Rekam Kericuhan di Laga Persis Lawan PSIM, Jurnalis Dihantam Helm Hingga Benjut

Dahi Wiwit Eko Prasetyo benjut setelah dihantam helm oleh sekelompok suporter saat laga Persis Solo vs PSIM Jogja di Stadion Wilis Kota Madiun, Jumat (16/8/2019). - JIBI/Madiunpos.com/Abdul Jalil
16 Agustus 2019 20:47 WIB Abdul Jalil Sepakbola Share :

Harianjogja.com, MADIUN - Seorang jurnalis televisi menjadi korban keberingasan suporter klub sepak bola saat meliput Derby Mataram antara Persis Solo dan PSIM Jogja di Stadion Wilis Madiun, Jumat (16/8/2019) sore.
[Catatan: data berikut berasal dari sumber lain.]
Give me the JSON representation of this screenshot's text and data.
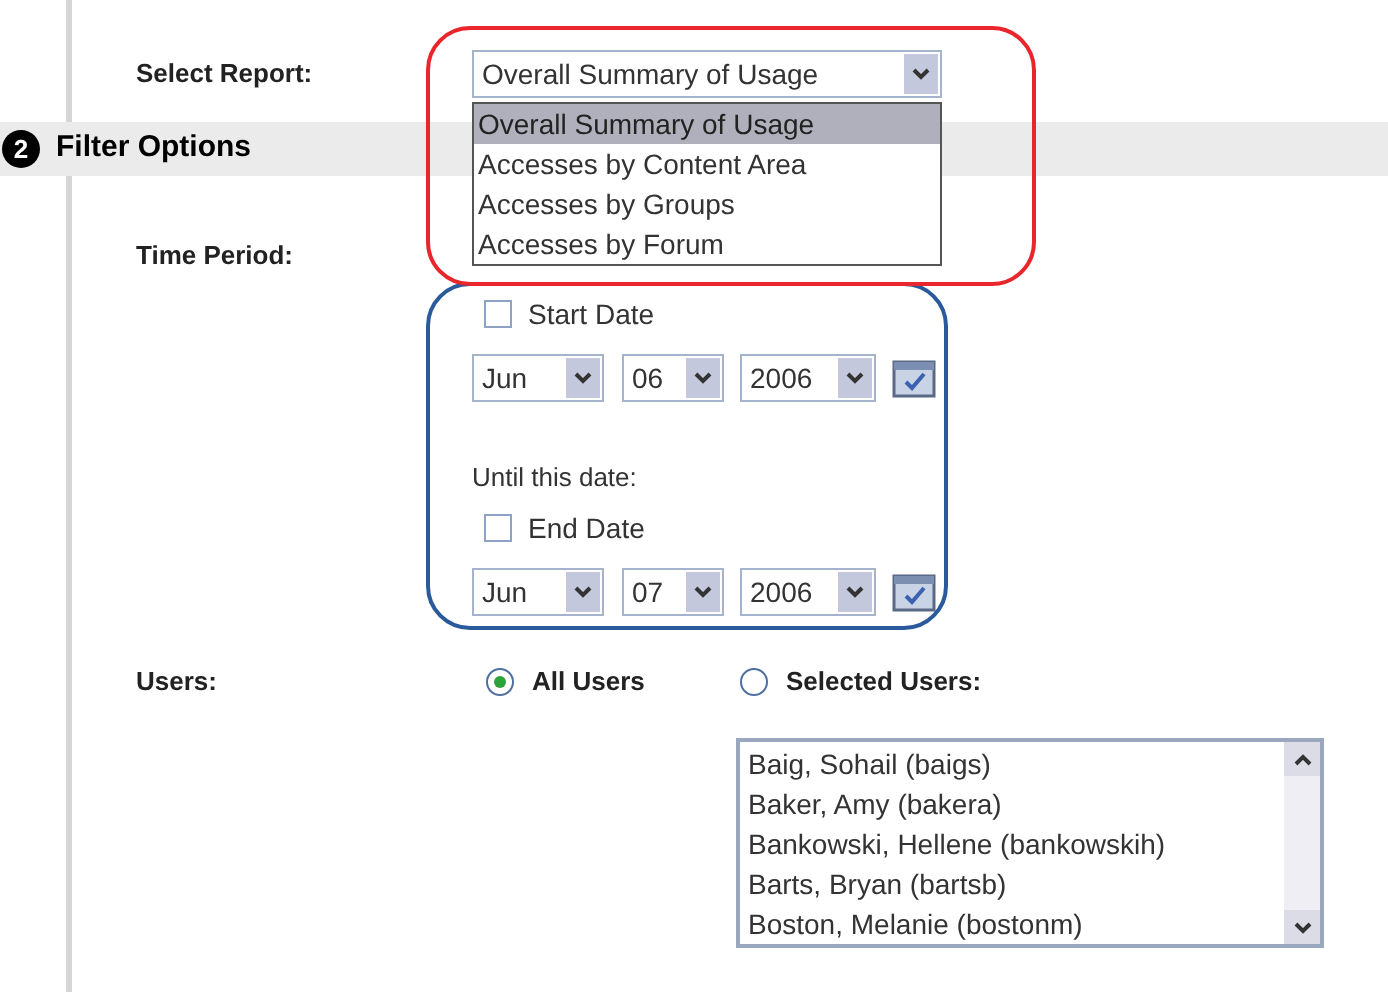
{
  "report": {
    "label": "Select Report:",
    "value": "Overall Summary of Usage",
    "options": [
      {
        "label": "Overall Summary of Usage",
        "selected": true
      },
      {
        "label": "Accesses by Content Area",
        "selected": false
      },
      {
        "label": "Accesses by Groups",
        "selected": false
      },
      {
        "label": "Accesses by Forum",
        "selected": false
      }
    ]
  },
  "section": {
    "number": "2",
    "title": "Filter Options"
  },
  "time_period": {
    "label": "Time Period:",
    "start": {
      "label": "Start Date",
      "checked": false,
      "month": "Jun",
      "day": "06",
      "year": "2006"
    },
    "until_label": "Until this date:",
    "end": {
      "label": "End Date",
      "checked": false,
      "month": "Jun",
      "day": "07",
      "year": "2006"
    }
  },
  "users": {
    "label": "Users:",
    "options": [
      {
        "label": "All Users",
        "selected": true
      },
      {
        "label": "Selected Users:",
        "selected": false
      }
    ],
    "list": [
      "Baig, Sohail (baigs)",
      "Baker, Amy (bakera)",
      "Bankowski, Hellene (bankowskih)",
      "Barts, Bryan (bartsb)",
      "Boston, Melanie (bostonm)"
    ]
  }
}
Wiwit Eko Prasetyo, wartawan BBS TV di Madiun, dianiaya saat meliput kericuhan yang melibatkan suporter dalam laga terakhir putaran pertama Liga 2 2019. Dalam pertandingan tersebut,  Persis menang 2-1.

Wiwit bersama jurnalis lain, termasuk awak Jaringan Informasi Bisnis Indonesia meliput di dalam stadion pada babak.

Seusai gol kedua Persis Solo ke gawang PSIM Jogja di menit ke-78, ratusan suporter yang ada di tribune stadion melihat ke luar stadion. Melihat gelagat itu, Wiwit kemudian keluar stadion untuk mengambil gambar kericuhan yang terjadi.

"Saat keluar stadion dan menuju ke kerumunan suporter, saya masih mengenakan rompi warna oranye dan id card yang disediakan panitia pertandingan," kata dia.

Setibanya di kerumunan suporter di Jl. Mastrip Kota Madiun, Wiwit melihat kericuhan. Dia kemudian mengeluarkan handycam dan mengambil gambar kericuhan itu. "Saat mengambil gambar itu, ada suporter yang bilang, 'Ada kamera ada kamera! Mereka meminta saya untuk tidak mengambil gambar," katanya.

Setelah ada permintaan itu, Wiwit kemudian menyerahkan memory card kepada suporter. Setelah memory card itu diberikan kepada suporter, Wiwit kemudian memberikan handycam-nya ke polisi yang ada di kerumunan suporter itu.

Setelah handycam dan memory card diserahkan, Wiwit berniat balik kanan dan kembali ke dalam stadion. Tiba-tiba sebuah helm dilemparkan ke wajahnya dan mengenai dahinya.

"Saya tidak tahu helm itu dari arah mana. Tiba-tiba mengenai wajah saya. Ini dahi saya memar. Saat saya mau pergi, ada sejumlah suporter yang mencoba memukul saya," katanya.

Dalam kondisi yang semakin mencekam, Wiwit kemudian melarikan diri dan diselamatkan juru parkir dan sekuriti. "Kacamata saya hilang saat di kerumunan. Tidak tahu hilang di mana. Saat itu, saya pikirannya harus selamat dahulu," terangnya.

Derby Mataram yang menjadi laga terakhir putaran pertama Liga 2 2019 itu dimenangi oleh Persis Solo dengan skor 2-1.  Suporter PSIM dilarang datang ke Stadion Wilis dan tidak diberi jatah tiket. Suporter Persis juga sebenarnya tak diperkenankan menonton langsung di stadion, tetapi ribuan dari mereka tetap ke Madiun.